Good night and sweet dreams!


Thursday, January 1, 2009

Mothers

My mother in law passed away on December 4th. I think of her so much and miss her. There is so much more I wish I could have said to her. My husband doesn't talk about her much since she passed. I asked him last night if it was okay that I talk about her and let him know when I am thinking about her. He said it was fine. He shared with me last night that the reason he stays up so late at night is because he is sad and thinking about his mom and can't sleep. I was so glad he shared that with me. The other day I had just gotten off the phone with my mother and she said something to annoy me. I was feeding Asa and started to cry. My husband wondered what was wrong. I told him that I feel so bad that I complain about my mother and feel awful that she makes me so crazy when he doesn't have his mom anymore. This has really been bothering me. My mom has been doing and saying things to make me a bit nuts. I try to be more patient with her but it's hard. I also think about the fact that she might not be here tomorrow. I will add being more patient to my resolutions for the new year.

Today I am grateful for working out on my new elliptical.

Happy New Year

Seriously?
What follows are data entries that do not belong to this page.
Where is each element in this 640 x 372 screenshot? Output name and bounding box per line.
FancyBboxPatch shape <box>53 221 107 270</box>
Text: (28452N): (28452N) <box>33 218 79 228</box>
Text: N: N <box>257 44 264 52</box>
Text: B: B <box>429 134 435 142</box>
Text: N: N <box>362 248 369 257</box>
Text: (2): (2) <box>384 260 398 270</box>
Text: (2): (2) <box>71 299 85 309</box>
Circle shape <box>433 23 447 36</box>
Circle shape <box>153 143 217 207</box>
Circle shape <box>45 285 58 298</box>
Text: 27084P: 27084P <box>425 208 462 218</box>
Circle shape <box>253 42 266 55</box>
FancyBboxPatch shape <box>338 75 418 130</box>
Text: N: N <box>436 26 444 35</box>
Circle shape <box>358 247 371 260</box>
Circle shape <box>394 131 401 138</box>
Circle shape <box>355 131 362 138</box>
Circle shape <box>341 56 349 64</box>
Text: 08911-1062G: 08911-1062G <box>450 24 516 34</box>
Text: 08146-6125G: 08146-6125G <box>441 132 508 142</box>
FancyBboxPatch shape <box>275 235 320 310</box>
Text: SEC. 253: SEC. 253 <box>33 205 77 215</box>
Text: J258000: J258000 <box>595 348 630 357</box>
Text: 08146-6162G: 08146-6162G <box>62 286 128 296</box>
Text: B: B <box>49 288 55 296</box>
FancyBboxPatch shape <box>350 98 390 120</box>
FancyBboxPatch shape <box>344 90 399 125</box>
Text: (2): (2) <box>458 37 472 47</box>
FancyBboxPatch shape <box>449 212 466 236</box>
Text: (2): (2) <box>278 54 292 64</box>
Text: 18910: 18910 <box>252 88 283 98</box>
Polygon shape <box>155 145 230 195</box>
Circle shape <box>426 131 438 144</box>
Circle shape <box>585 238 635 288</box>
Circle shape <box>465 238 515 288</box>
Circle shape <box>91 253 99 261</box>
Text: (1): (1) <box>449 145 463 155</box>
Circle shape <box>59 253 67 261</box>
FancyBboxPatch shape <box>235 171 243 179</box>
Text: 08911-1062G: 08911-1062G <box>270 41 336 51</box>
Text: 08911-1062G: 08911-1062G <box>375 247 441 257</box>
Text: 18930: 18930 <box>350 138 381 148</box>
Here's how I wanted to spend my New Year's Eve: my husband and I were going to watch a movie and have some champagne. We didn't get the champagne because we were snowed in so the movie was still in the plans. Here's how I spent the night: I was really tired so I knew if we started the movie chances were good I'd fall asleep. I took my Tylenol at 7:00 in preparation to do my Rebif at 8:00. It was my husbands turn to do the shot. It freakin' hurt like hell and I started to feel like crap about 15 min. after. I went to bed at 8:45. No movie. No champagne. So, today I am feeling like crap from my shot. I honestly feel like I was out until 3 am and had a great night of drinking. I have had a migraine headache all day (it went away at about 4:00) and felt like puking. I did nothing last night to earn this feeling. My husband was joking saying all I did on my New Year's Eve was one shot and I got completely hungover. I'm lucky I don't feel this way after every shot. It makes me worry though that when I go back to teaching in Sept. how I would go to work feeling like this.

So, Happy New Year!

Today I am grateful that my husband spent the time to put out new elliptical together. Tomorrow I will start working on that resolution. Wish me luck!